You may know about the 60-day window for making tax-free rollovers of funds withdrawn from your IRA or other tax-favored retirement account. Here are a couple of things you might not know about the deadline:
1. The 60-day period begins the day after you receive funds from the account in question. That can be a beneficial rule because every day counts. (Internal Revenue Code Section 402(c)(3)(A))
2. Unlike most tax deadlines, there is no extension granted if the rollover period ends on a weekend or holiday. So, for example, if the 60-day period ends on a Sunday, the rollover deadline is not extended to the following Monday.

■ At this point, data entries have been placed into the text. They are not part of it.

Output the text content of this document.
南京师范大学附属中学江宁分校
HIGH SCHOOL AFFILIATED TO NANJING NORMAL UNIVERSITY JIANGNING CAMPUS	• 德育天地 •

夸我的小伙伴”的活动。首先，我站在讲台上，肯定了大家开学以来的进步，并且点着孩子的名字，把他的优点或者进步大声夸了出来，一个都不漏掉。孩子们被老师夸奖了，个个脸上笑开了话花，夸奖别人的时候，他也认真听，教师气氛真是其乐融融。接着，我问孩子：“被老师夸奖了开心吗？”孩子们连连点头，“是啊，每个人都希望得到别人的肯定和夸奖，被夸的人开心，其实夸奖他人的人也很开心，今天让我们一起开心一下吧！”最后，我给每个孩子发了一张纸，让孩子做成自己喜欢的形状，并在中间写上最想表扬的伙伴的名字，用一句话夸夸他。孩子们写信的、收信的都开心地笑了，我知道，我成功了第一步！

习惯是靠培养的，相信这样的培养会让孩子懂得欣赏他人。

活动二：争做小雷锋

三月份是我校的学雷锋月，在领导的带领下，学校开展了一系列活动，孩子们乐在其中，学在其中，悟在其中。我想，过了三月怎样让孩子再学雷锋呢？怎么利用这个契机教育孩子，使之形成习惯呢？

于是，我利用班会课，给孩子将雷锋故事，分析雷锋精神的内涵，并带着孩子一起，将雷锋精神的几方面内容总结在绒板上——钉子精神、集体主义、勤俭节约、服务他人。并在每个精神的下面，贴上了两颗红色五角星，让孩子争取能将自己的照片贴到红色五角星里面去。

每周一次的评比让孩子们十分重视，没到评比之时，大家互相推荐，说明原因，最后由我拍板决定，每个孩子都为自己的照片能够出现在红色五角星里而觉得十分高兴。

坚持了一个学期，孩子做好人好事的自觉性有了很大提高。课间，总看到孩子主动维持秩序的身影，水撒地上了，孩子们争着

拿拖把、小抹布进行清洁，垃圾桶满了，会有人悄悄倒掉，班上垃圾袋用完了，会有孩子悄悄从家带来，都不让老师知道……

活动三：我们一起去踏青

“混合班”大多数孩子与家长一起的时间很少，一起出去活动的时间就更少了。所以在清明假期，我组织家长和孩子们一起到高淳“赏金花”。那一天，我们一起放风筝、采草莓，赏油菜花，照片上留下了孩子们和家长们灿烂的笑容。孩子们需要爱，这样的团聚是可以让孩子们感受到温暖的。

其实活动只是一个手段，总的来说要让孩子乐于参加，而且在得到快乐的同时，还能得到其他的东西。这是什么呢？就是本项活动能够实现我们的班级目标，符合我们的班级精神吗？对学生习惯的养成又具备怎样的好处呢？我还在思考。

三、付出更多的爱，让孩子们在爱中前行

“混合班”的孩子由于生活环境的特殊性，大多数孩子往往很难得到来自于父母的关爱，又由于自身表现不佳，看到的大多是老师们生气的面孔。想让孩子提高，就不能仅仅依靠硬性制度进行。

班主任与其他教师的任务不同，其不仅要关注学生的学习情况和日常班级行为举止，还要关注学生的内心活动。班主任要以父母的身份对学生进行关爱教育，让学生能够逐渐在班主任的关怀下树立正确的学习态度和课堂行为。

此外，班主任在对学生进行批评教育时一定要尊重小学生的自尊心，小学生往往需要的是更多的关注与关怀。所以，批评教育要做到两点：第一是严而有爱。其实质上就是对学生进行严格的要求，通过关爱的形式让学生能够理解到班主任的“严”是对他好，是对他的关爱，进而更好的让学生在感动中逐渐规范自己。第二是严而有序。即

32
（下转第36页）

Meeting the deadline is crucial. If you don't complete a rollover within the 60-day window, the withdrawn amount is treated as a taxable distribution to you as the account owner. That is painful enough, but there's more. If this failed rollover happens before you reach age 59 1/2, you may also get hit with the 10 percent premature withdrawal penalty tax. That is doubly painful. In addition, you may owe state income tax.
Although the 60-day rule is well-known, taxpayers still miss it all the time for various reasons. In general, the IRS is unsympathetic, even if you've got a fairly good excuse. However, all may not be lost. The IRS has granted relief for missed rollovers in a tightly defined set of circumstances. (IRS Revenue Procedure 2003-16)
Who Caused the Missed Deadline?
The IRS will automatically waive the 60-day rule when a mistake made by a financial institution causes you to miss the deadline for making a tax-free rollover. However, an automatic waiver is only available when you meet all the criteria listed below:
1. The financial institution received the funds on your behalf before the expiration of the 60-day rollover period.
2. You gave instructions to the financial institution that would have resulted in a successful rollover if they had been followed.
3. Within the 60-day period, you complied with the financial institution's directions for accomplishing a successful rollover.
4. Only because of one or more errors by the financial institution, the funds were not deposited into an eligible retirement account or plan within the 60-day rollover period. In other words, the attempted tax-free rollover failed, and it was the financial institution's fault while you were essentially blameless.
5. Last but definitely not least, you must show that the funds you intended to roll over tax-free were actually deposited into an eligible retirement account or plan within one year from the beginning of the 60-day rollover period. In other words, while you may pass all the other tests necessary to qualify for a waiver of the 60-day rule, you only have a limited time to prove you were absolutely serious about wanting a tax-free rollover. Put another way, the waiver of the 60-day rule is a limited time offer, and you must prove your good intentions within the one-year time frame.
What is a Private Letter Ruling?
A private letter ruling only applies to the specific taxpayer who asks for the written advice. It cannot be relied on as precedent by other taxpayers or IRS personnel. However, the IRS publishes private letter rulings, which taxpayers and their advisers can use as guides to help understand how the agency thinks about a topic. When an individual requests a ruling and pays the appropriate fee, he or she will receive a letter with a decision and the reasons behind it.
Observation: At first blush, these rules may seem almost impossible to take advantage of, but many taxpayers can meet them. The hard part may be proving it to the IRS. If you qualify for relief under the automatic waiver rules, the failed rollover will be declared a tax- free transaction after all.
Another Option: Request a Hardship Waiver
Even if you are ineligible for an automatic waiver, you may still be able to get relief from the 60-day rule on the grounds of hardship. This is done by requesting a private letter ruling (PLR) from the IRS.
Who qualifies for a hardship waiver? The list includes those who fall victim to casualties, disasters and other events beyond their control. In recent years, waivers have been granted to taxpayers filing PLRs for hardships such as illness, the death of a spouse, bad advice from a financial institution and severe weather. The IRS will waive the 60-day rule if not doing so would be against "equity or good conscience."
In applying this standard, the IRS considers all relevant facts and circumstances. (Internal Revenue Code Sections 3.01 and 3.02 of IRS Revenue Procedure 2003-16.)
Conclusion: Obviously, the best way to avoid problems with an intended tax-free retirement account rollover is to complete the transaction within the 60-day window. In addition, it is advisable to conduct rollovers via direct trustee-to-trustee transfers whenever possible. That way, the funds pass through fewer hands, which reduces the chances of something going wrong. However, if the transaction does go off track, it's nice to know you may qualify for relief under the special rules summarized in this article.